Garden Idea Takes Root In Bentonville

IN THE SWEET SUNSHINE - Peyton Boosey, 10, of Fayetteville plants sweet peppers Thursday in a community garden at the corner of 28th Street and Walton Boulevard in Bentonville. The garden is one of 50 that will be planted across the country.
IN THE SWEET SUNSHINE - Peyton Boosey, 10, of Fayetteville plants sweet peppers Thursday in a community garden at the corner of 28th Street and Walton Boulevard in Bentonville. The garden is one of 50 that will be planted across the country.

— Abby Boosey, 6, of Fayetteville was all business Thursday.

Boosey held a small cabbage plant in her left hand and carefully balanced it upright while she worked with her right hand to break up clumps of dirt she was placing around the plant’s roots.

“This is fun,” Abby said.

Madison Boosey, 10, Abby’s sister, planted sweet peppers across from Abby.

Abby and Madison, along with their parents and about 30 other people, were busy planting a community garden near the corner of 28th Street and Walton Boulevard in Bentonville.

The 20-foot by 20-foot garden was planted with peppers, cabbage, tomatoes, basil, onions and other vegetables by volunteers as way to encourage people across the country to get outside and grow something.

Taja Sevelle, the founder and executive director of Urban Farming, said the small Bentonville community garden is just one of 50 that will be planted around the country this spring to show communities the importance of gardening.

Urban Farming is a company Sevelle started in Detroit with three small gardens in 2005. The company now has more than 800 gardens around the world.

The larger goal of the community gardens is to work to eliminate hunger, Sevelle said, noting the goal is more achievable than some might first believe.

More than 20 million community gardens were planted in the United States during World War II. The small gardens were referred to as Victory Gardens at the time. The gardens provided 40 percent of the nation’s produce during that time, Sevelle said.

Those gardens “galvanized 20 million people together within a two year span without the Internet, without Twitter and without all of the things that technology that bring people together like we have today,” Sevelle said.

Rick and Cindy Boosey of Fayetteville are the owners of the World Garden restaurant in Bentonville.

The couple helped establish the small garden now located outside the restaurant.

Produce harvested from the garden will be used to help provide local shelters and food pantries with fresh produce, Boosey said.

“We are just excited and we hope this garden will inspire others to do the same thing,” Rick Boosey said. “This is a community loving on a community.”

Gary Davis of Rogers works with Boosey at World Garden.
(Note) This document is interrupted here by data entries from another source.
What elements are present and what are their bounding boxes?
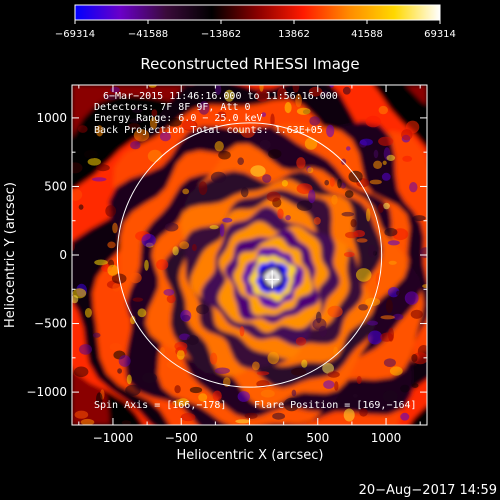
colorbar-tick-label: 69314 bbox=[424, 29, 456, 40]
y-tick-label: 500 bbox=[44, 179, 67, 193]
spin-axis-marker bbox=[265, 270, 280, 289]
x-tick-label: 1000 bbox=[371, 431, 402, 445]
footer-timestamp: 20−Aug−2017 14:59 bbox=[359, 483, 497, 498]
info-energy-range: Energy Range: 6.0 − 25.0 keV bbox=[94, 113, 263, 124]
colorbar-tick-label: −13862 bbox=[201, 29, 241, 40]
y-tick-label: −500 bbox=[34, 317, 67, 331]
x-tick-label: −500 bbox=[165, 431, 198, 445]
colorbar-tick-label: 13862 bbox=[278, 29, 310, 40]
y-axis-label: Heliocentric Y (arcsec) bbox=[3, 182, 18, 328]
x-axis-label: Heliocentric X (arcsec) bbox=[177, 448, 324, 463]
x-tick-label: 500 bbox=[306, 431, 329, 445]
observation-info: 6−Mar−2015 11:46:16.000 to 11:56:16.000 … bbox=[94, 91, 338, 136]
x-tick-label: −1000 bbox=[93, 431, 134, 445]
colorbar-tick-label: −41588 bbox=[128, 29, 168, 40]
colorbar bbox=[75, 5, 440, 20]
x-tick-label: 0 bbox=[246, 431, 254, 445]
info-time-range: 6−Mar−2015 11:46:16.000 to 11:56:16.000 bbox=[103, 91, 338, 102]
colorbar-tick-label: 41588 bbox=[351, 29, 383, 40]
colorbar-tick-label: −69314 bbox=[55, 29, 95, 40]
chart-title: Reconstructed RHESSI Image bbox=[140, 55, 359, 73]
y-tick-label: 1000 bbox=[36, 111, 67, 125]
colorbar-ticks: −69314 −41588 −13862 13862 41588 69314 bbox=[55, 20, 456, 40]
solar-limb-circle bbox=[116, 122, 383, 388]
x-axis-ticks: −1000 −500 0 500 1000 bbox=[78, 85, 421, 445]
y-tick-label: 0 bbox=[59, 248, 67, 262]
y-axis-ticks: −1000 −500 0 500 1000 bbox=[26, 111, 427, 399]
info-method-counts: Back Projection Total counts: 1.63E+05 bbox=[94, 125, 323, 136]
y-tick-label: −1000 bbox=[26, 385, 67, 399]
spin-axis-text: Spin Axis = [166,−178] bbox=[94, 400, 226, 411]
info-detectors: Detectors: 7F 8F 9F, Att 0 bbox=[94, 102, 251, 113]
flare-position-text: Flare Position = [169,−164] bbox=[254, 400, 417, 411]
colorbar-frame bbox=[74, 4, 441, 21]
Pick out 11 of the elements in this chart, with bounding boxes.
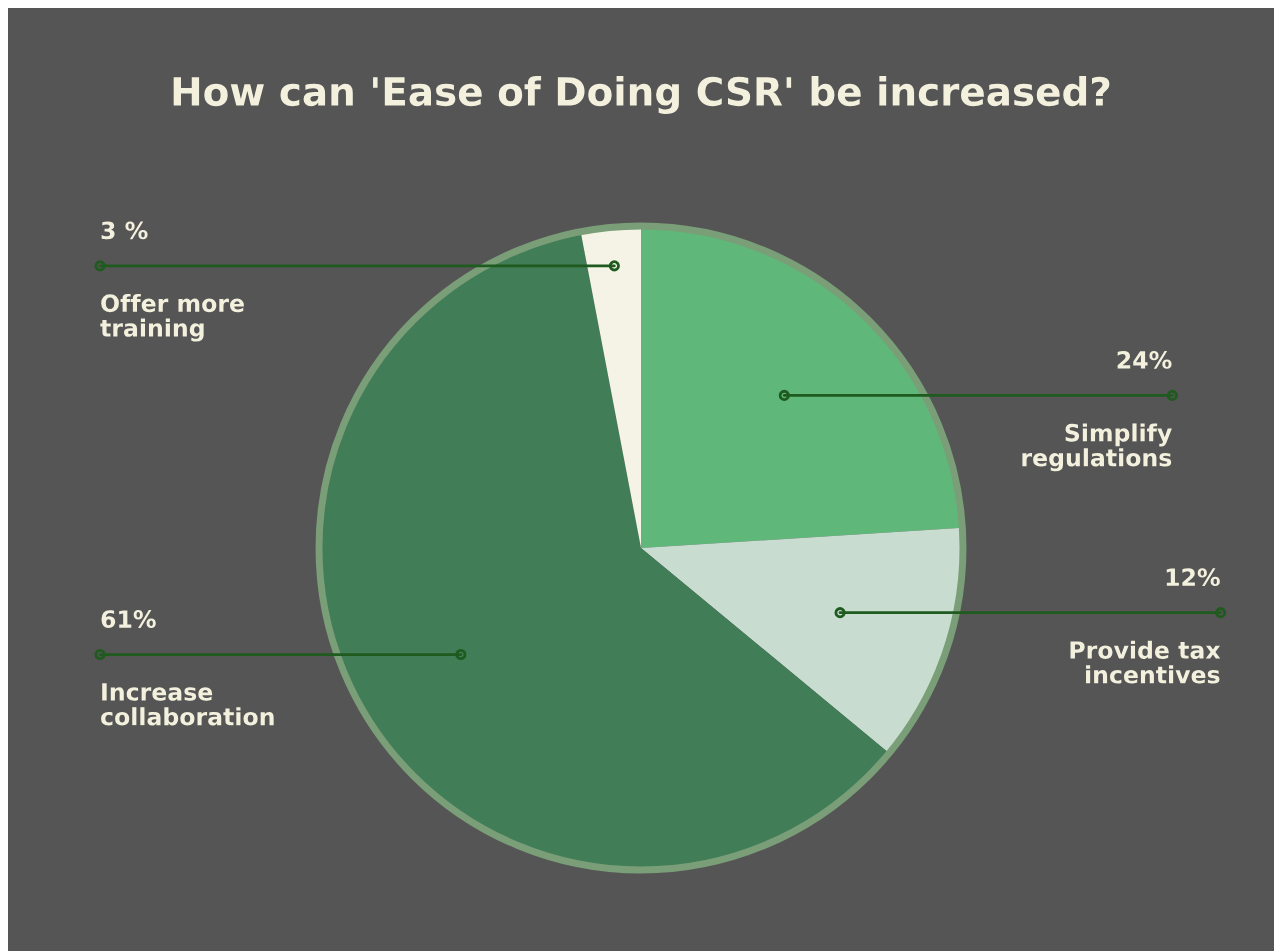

Davis also is a master gardener and will oversee the community garden at the restaurant for the next several months.

Davis said a garden of its size can easily provide enough food to support between four and five families on a full time basis.

Jim Durham of Bentonville said projects such as the community garden are “feeding the children and feeding the world. What could be better than that?”